I look back on my teens and when I was in my twenties and yes, I made tons of mistakes; i.e. aiming for the perfect job (or one that appears perfect), engaging in aimless tasks such as fighting with my brothers or sisters or friends, dating the wrong guys but as cliché as it seems, I wouldn’t change a thing because as we grow older we evolve into better versions of ourselves (If we let it happen anyway).
I have lost jobs that I have felt were right for me at the time but turned out weren’t the best for me in the long run. Jobs that I have stayed at for long periods are the ones that I learn skills that have shaped my foundation. Over time, I’ve learned how to relate to different people from various works of life, being flexible enough to adapt to various scenarios and most especially establishing strong bonds with people I have come to respect and still hold dear until today as well as a steady stream of mentors. Despite my setback, I am still able to appreciate that there are no limits to my professional accomplishments.
Anyone with siblings, girl siblings at that will tell you that fiction in the household is pretty prevalent. I grew up with sisters and we are all close in age so there were tons of conflicts in our house. Now, I look back and realize that those times that we screamed at each other over clothes or shoes sometimes even guys, those times that we stopped talking to each other only helped to bring us much closer as we grew up into mothers and wives. I can happily say that my sisters are my best friends and I wouldn’t trade them in for all the tea in China or all the designer shoes in Neiman Marcus.
Over the years, I have come to appreciate the true value of friendship. Many of my friends I have known for over 20 years and while I have lost some along the way, I appreciate their imprint in my life and I hope I have made a positive impact in theirs.
I had my share of frogs! But I am glad I did because when God sent me my prince I was fully able to appreciate my blessing. Yes we nudge heads from time to time but which couple doesn’t. Through the examples set by my Moms, Aunties, and various older cousins, I have come to fully understand that marriage, while it is not for everyone, isn’t supposed to easy. I equate it to a rose garden which you must tend to reap the benefits. No one and I say no one has a perfect marriage. Despite our individual faults, I can say that we both work tirelessly to become better versions of ourselves for each other.
If there is a blessing that I am truly grateful for, it is my little tyrant, sorry princess. Having and rearing a child isn’t easy and I am constantly in awe of our mothers, how in the world did they do it? She is a constant source of amazement and joy to everyone she comes in contact with and I hope and I pray that I can do half as much as my mother did. If there is any good I have I done in this world, it is to be the Mom of this amazing little rug rat.

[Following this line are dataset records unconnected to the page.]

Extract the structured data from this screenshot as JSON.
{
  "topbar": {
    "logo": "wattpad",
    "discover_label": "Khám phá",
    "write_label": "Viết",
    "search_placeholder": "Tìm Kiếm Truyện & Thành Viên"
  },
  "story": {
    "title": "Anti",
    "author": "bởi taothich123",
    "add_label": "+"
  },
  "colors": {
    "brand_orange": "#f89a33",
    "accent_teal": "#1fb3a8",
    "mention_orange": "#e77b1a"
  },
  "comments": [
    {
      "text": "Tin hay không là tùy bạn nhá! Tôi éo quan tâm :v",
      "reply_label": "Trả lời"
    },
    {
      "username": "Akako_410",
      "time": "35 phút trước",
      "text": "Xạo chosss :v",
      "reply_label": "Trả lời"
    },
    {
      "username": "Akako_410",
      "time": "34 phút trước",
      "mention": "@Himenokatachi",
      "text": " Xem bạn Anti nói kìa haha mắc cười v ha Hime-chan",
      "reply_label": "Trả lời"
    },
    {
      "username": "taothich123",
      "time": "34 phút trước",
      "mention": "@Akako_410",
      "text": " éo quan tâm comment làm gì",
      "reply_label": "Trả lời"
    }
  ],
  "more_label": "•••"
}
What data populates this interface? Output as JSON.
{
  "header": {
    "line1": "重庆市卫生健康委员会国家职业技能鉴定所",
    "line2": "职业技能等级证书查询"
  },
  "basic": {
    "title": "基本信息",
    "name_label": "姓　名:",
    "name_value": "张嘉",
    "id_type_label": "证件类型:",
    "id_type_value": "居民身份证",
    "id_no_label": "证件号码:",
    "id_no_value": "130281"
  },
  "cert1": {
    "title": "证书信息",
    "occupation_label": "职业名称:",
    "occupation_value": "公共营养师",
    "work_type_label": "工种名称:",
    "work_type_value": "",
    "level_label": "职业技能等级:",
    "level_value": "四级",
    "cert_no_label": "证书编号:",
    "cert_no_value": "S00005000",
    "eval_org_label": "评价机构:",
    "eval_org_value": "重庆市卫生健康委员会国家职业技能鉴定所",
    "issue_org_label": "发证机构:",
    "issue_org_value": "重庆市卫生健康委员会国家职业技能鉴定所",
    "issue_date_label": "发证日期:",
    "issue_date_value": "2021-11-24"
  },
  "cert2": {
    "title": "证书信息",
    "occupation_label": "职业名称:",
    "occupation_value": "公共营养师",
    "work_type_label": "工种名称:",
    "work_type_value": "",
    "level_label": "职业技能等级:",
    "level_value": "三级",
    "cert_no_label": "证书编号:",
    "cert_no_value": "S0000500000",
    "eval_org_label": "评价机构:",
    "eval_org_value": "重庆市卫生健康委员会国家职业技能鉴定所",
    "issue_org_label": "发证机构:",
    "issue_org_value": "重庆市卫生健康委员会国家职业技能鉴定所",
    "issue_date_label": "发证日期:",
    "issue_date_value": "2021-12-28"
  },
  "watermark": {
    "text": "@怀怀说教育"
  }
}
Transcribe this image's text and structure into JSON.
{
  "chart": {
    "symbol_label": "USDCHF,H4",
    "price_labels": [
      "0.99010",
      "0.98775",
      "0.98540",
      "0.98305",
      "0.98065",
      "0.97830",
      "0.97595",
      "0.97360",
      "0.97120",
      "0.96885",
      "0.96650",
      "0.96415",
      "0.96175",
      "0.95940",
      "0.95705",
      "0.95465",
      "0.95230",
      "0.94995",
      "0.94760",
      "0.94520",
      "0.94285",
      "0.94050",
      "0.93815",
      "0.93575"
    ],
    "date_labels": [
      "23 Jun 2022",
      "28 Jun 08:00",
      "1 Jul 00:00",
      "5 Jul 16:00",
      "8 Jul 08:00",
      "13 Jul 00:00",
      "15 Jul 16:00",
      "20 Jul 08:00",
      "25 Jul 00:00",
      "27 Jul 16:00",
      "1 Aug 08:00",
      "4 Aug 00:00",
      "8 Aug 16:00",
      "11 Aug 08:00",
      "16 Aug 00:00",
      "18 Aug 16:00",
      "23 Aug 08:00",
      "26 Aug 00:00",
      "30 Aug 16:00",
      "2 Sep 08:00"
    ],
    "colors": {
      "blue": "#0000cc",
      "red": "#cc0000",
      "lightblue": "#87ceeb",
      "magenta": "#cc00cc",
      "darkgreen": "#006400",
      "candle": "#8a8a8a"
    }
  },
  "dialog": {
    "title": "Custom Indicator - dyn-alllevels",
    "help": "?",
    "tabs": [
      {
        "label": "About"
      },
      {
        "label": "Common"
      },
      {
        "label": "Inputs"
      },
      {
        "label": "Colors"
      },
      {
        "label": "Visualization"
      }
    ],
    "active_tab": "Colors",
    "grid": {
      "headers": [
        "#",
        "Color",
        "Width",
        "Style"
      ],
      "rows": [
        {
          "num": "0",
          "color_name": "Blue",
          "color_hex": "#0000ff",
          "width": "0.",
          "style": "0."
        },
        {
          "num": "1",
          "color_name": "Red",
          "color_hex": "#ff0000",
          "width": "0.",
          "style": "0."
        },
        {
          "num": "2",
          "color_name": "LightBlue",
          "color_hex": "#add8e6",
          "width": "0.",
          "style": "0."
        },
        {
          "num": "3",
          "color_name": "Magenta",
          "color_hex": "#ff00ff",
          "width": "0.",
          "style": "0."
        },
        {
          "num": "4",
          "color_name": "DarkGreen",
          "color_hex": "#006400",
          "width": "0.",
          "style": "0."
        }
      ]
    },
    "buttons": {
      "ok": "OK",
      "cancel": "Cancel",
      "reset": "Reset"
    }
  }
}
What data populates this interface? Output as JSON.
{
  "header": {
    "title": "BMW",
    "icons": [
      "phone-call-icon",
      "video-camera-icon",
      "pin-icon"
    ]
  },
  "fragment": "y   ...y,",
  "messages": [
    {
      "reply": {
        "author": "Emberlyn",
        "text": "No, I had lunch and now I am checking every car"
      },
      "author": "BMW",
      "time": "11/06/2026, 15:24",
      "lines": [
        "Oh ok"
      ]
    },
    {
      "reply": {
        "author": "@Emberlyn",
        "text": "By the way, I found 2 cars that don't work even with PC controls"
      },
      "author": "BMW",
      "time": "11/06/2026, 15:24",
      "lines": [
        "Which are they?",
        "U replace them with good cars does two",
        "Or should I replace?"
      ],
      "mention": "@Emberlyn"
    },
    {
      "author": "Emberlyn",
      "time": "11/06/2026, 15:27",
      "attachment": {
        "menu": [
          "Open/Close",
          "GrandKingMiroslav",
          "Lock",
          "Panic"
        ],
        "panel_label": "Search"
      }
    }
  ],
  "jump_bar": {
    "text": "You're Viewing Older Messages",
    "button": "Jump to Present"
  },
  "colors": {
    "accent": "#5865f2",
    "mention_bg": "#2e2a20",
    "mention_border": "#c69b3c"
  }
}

Not to appear preachy, but I cannot say thanks enough to God. He has seen me through some dark periods and many amazing ones. I have learned to fully understand what it means to submit to His will because He surely knows what’s best and He is always there guiding my steps.
As as I turn 36, yes 36; I am truly grateful and blessed and ready and excited to face the next 36 with an open heart and a smile with a glass of bubbly.